SEMI - 公共政策
Workforce Development
SEMI position
- SEMI urges Congress to pass high-skills immigration reform this year, including an H-1B visa and green card cap increases.
Key messages
- SEMI supports efforts to update the U.S. immigration system as it relates to high-skills immigration. The present system needs to be changed to ensure that graduates in the critical fields of science, technology, engineering and math (STEM) are able to pursue their careers in the United States. Currently, these workers are admitted under the H-1B visa program. However, H-1B visa shortages continue, limiting U.S. employers’ access to highly-educated workers.
- The semiconductor equipment and materials industry is heavily dependent on the best and brightest individuals. The industry requires a specialized skill set and seeks to hire U.S. citizens with advanced STEM degrees; however, many of these degree holders are foreign nationals. We have always been an industry built by global brainpower with immigrants from all regions of the world. Currently, more than 50 percent of all engineering doctoral degrees awarded by U.S. engineering colleges are to foreign nationals and one-third of all science and engineering PhD holders in U.S. private industry were foreign born, to cite two examples.

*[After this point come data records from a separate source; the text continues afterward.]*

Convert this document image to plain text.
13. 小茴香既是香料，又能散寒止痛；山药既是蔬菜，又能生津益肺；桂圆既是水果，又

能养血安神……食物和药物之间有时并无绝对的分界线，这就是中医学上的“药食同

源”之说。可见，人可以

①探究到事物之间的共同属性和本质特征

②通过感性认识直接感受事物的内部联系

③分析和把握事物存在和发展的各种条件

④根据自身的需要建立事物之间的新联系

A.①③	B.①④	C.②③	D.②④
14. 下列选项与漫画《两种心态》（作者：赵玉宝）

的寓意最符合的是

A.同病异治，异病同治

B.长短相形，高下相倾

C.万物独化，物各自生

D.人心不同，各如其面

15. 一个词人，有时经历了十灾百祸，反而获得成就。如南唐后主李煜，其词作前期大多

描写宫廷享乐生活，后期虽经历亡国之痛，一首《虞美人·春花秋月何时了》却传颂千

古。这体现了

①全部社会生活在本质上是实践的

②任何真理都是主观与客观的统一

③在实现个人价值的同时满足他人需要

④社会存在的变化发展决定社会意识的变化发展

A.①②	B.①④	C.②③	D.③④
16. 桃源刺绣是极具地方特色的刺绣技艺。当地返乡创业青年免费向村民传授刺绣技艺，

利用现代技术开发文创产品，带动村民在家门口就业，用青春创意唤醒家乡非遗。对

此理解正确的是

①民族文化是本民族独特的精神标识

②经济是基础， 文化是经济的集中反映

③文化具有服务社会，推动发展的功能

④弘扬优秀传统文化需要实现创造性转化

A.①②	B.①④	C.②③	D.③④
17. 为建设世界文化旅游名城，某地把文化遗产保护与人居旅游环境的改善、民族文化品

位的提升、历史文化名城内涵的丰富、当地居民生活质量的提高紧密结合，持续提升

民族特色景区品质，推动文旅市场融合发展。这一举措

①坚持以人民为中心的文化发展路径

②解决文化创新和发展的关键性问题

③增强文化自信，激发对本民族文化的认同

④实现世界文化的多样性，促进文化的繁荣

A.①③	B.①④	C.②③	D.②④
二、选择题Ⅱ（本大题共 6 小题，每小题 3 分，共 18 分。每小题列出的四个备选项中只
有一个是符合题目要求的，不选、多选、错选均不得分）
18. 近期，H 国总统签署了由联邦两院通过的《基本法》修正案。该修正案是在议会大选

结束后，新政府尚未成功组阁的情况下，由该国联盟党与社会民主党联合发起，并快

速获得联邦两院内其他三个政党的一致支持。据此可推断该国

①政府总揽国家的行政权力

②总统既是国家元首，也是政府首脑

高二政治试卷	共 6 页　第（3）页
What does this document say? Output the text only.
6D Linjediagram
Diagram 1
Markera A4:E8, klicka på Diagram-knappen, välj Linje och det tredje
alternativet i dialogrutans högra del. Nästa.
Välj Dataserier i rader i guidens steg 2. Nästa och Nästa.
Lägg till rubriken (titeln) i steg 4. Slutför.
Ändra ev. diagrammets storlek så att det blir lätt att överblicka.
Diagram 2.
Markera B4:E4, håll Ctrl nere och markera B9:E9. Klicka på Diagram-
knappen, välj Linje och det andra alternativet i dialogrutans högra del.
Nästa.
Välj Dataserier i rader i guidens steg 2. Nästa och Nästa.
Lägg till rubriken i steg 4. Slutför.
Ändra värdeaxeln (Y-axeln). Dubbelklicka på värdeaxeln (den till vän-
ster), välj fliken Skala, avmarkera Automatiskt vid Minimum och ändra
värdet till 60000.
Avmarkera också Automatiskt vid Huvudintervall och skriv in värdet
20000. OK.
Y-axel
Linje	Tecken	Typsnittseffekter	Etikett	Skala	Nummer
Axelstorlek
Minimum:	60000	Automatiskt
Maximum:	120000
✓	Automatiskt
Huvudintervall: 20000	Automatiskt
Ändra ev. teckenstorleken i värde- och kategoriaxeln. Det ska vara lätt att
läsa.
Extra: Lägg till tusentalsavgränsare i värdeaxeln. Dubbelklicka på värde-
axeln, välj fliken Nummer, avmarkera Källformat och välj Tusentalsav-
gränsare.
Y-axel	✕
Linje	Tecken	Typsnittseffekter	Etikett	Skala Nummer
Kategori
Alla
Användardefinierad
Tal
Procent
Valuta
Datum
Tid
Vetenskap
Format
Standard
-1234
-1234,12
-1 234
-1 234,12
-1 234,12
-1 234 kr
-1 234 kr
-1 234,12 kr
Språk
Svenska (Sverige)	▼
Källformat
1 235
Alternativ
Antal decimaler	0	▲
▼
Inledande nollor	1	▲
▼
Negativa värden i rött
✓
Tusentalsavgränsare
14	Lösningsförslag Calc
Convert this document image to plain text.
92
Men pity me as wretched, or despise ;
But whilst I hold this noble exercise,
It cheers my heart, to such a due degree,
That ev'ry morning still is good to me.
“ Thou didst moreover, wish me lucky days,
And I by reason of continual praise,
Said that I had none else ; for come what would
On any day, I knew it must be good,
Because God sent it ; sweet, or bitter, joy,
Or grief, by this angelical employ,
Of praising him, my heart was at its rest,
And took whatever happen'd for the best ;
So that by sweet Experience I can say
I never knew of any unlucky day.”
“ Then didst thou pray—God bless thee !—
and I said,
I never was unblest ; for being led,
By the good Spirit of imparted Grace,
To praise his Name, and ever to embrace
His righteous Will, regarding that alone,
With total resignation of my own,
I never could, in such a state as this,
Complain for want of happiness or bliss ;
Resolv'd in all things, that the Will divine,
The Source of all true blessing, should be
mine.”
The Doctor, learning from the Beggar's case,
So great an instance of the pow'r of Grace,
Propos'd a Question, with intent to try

Our competitiveness is weakened if we are unable to compete for global talent.
- Under current law, the H-1B visa allotment is capped at 65,000 and an additional 20,000 are available to graduates of U.S. universities with Masters or PhD degrees. On the first day that applications were accepted for FY08, U.S. Citizenship and Immigration Services (USCIS) received about 150,000 applications. Unless accepted as part of the current allotment, no new H-1Bs can be hired until October 2008. This is the third year in a row that the cap has been hit on or before the start of the fiscal year.
- It is critical to the U.S. economy that we have an efficient immigration system that welcomes highly-educated foreign nationals to the U.S. workforce, rather than sending them to work for overseas competitors.
- SEMI does not have an official position on comprehensive reform; however, SEMI supports high-skills immigration provisions contained in a larger bill.
- Time is of the essence, since passage of such contentious legislation is quite unlikely in 2008 given the presidential election.